At that point, having finally moved past their differences, the three of them go into Vincent’s room for the first time as a trio. He responds to their presence and, as best he can, asks them to bring him out to the living room so he can sit in his recliner.

In some stories, there comes a point where the limitations of reality run up against the need to express something, and reality, however briefly, loses. That moment in The Worst Person in the World when Julie, about to break up with her boyfriend, flicks the kitchen light switch and spends an entire imaginary day elsewhere. The ballet at the end of La La Land, when Seb and Mia play out the decade they could have had together if only they’d been different people. These are, unfailingly, my favorite pieces of storytelling.
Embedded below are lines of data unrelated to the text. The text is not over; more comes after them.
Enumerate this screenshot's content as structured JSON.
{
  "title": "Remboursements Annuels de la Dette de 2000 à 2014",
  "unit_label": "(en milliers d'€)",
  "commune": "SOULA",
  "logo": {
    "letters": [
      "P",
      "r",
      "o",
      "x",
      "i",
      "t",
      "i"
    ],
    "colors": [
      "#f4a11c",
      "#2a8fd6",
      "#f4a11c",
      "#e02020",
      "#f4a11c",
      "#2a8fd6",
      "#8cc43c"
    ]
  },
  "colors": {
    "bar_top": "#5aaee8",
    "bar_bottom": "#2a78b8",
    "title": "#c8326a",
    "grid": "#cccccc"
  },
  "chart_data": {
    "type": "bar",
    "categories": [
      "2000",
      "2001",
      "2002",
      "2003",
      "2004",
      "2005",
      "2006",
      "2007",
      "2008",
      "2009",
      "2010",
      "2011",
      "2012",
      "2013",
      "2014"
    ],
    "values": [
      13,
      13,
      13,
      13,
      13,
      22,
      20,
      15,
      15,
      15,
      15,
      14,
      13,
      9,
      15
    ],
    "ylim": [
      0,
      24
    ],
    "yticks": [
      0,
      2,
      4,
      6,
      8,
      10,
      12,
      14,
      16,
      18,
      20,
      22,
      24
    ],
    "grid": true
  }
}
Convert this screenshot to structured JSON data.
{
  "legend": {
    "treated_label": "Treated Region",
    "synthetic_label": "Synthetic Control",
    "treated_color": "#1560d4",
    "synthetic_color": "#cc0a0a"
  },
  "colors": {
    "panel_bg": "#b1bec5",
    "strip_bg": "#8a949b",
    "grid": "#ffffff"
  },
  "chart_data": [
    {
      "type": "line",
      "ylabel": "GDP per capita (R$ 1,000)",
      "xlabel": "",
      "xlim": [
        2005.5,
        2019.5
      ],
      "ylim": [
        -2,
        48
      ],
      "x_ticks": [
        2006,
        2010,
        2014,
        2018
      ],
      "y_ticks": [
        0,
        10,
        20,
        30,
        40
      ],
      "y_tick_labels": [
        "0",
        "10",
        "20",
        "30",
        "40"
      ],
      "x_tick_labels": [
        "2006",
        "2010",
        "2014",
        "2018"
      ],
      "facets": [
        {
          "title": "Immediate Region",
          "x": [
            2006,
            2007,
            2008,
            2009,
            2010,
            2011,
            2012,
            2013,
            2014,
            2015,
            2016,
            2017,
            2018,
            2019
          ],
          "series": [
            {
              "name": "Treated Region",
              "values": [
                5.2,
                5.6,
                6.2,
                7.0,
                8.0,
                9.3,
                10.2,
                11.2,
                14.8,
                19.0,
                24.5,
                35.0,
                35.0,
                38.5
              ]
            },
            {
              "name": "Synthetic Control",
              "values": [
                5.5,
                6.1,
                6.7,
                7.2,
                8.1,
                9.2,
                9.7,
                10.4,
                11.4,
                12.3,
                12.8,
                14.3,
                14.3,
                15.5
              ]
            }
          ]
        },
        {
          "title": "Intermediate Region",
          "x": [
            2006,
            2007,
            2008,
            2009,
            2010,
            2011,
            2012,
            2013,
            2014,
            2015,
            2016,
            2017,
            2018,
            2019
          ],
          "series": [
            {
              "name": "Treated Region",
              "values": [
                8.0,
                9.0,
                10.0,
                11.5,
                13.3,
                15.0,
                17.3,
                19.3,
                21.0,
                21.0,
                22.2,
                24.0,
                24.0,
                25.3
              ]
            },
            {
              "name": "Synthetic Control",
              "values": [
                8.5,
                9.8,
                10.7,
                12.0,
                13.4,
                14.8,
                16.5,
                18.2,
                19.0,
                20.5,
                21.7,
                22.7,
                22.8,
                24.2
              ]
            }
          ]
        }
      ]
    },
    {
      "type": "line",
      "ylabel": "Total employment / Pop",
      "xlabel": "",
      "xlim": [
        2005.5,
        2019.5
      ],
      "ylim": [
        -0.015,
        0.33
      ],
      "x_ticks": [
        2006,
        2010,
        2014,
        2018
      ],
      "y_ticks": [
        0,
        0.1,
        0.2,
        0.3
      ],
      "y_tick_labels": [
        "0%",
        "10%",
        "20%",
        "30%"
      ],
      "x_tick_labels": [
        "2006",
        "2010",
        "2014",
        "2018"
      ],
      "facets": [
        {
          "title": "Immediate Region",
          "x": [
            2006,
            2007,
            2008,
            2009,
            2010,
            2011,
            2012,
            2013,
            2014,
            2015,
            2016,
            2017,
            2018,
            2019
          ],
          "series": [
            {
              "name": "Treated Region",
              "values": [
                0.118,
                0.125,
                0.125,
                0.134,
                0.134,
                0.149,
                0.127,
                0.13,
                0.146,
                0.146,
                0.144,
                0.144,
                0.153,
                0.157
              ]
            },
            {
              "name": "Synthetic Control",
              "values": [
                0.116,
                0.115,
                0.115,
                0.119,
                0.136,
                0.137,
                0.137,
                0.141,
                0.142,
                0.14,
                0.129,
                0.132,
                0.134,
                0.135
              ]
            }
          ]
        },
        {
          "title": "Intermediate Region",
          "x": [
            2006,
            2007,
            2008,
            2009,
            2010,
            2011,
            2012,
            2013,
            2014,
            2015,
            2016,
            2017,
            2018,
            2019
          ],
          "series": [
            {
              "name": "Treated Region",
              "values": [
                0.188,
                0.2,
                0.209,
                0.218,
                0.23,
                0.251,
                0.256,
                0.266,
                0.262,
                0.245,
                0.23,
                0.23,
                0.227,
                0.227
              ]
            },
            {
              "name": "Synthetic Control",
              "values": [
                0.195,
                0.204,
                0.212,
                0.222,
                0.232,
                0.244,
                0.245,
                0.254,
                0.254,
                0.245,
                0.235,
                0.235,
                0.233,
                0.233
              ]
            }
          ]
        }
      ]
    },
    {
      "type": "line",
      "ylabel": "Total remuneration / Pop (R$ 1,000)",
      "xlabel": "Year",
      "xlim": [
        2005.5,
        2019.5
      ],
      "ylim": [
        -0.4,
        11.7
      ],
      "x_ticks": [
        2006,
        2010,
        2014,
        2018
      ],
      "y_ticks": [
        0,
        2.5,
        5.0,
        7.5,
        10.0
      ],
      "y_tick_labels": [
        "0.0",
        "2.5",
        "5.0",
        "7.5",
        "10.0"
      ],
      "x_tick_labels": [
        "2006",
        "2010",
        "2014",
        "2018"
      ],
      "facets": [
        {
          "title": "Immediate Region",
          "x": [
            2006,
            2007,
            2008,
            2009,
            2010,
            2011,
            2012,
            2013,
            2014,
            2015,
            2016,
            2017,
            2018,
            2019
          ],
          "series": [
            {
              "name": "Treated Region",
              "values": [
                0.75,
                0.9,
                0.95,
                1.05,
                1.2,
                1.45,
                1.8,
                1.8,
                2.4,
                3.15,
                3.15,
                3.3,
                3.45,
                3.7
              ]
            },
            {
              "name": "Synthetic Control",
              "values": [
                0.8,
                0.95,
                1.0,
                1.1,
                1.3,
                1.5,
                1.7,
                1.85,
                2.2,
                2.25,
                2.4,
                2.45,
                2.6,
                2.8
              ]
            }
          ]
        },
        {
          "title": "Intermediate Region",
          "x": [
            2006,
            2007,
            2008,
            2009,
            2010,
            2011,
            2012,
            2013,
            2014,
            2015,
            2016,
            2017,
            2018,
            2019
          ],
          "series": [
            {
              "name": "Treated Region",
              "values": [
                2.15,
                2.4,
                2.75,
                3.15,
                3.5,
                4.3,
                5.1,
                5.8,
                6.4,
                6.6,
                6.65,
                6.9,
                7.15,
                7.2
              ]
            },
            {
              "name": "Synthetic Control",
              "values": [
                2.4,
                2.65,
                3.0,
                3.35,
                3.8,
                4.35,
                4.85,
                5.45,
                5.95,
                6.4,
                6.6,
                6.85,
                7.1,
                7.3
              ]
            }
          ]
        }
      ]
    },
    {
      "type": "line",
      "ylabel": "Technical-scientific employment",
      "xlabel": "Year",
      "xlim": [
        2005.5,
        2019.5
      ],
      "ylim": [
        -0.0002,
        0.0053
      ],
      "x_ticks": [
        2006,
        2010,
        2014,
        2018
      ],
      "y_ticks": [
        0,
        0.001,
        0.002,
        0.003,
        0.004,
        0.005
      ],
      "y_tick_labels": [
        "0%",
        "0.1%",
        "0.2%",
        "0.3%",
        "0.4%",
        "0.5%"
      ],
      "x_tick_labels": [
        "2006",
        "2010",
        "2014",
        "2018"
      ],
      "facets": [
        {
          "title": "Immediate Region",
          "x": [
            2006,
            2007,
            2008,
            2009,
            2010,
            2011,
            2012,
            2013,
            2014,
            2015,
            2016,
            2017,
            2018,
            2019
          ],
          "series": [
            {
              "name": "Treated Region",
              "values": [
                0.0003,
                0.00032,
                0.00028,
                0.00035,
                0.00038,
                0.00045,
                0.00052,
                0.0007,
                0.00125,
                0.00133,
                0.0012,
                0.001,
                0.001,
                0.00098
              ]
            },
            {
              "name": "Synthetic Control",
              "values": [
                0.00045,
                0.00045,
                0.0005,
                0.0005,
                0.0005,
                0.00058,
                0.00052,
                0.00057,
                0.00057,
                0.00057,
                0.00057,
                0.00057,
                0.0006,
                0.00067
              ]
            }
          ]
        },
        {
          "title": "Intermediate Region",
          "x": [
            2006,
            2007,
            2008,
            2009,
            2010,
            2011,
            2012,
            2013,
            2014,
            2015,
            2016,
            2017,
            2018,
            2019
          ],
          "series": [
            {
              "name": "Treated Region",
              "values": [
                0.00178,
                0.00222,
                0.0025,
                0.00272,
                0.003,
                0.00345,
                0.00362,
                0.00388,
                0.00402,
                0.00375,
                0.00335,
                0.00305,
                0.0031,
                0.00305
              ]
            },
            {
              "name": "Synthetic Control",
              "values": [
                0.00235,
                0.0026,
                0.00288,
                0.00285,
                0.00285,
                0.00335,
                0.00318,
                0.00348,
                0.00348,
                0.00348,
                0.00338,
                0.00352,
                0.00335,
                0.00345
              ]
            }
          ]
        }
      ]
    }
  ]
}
In His Three Daughters, that point comes when Vincent stands up from his recliner, goes into the kitchen, and opens himself a beer.

At that point, Jay O. Sanders delivers a wonderful monologue. You can always tell when a theatre actor knows they’ve been given a good piece of meat to bite into. He winds up by getting the beer, and then he uncorks. He speaks directly to each of his children, speaking to the hearts of their disagreements and insecurities. He tells them how much he loves them, how much he loved their mothers, and tells them the story of the first woman he ever loved. It’s all wonderful, beautifully acted and emotionally gripping.

As the monologue ends, Vincent leans against the apartment window and looks over to his chair, where he sits dying. His daughters are crying against him. He has, of course, said none of what we just heard. He makes and holds direct eye contact with himself. It seems to me that in his final moments he has imagined all of this, saying the things he never got to. Katie and Rachel are on their own to figure out why they get along like oil and water. Christina will never know why she didn’t get the sense of family that she needed. No person alive will ever again know the story of the first woman he loved. “We really don’t know who people are until after they’re gone” is nonsense. You have to tell people who you are and who they are now, while you’re here, before it’s too late.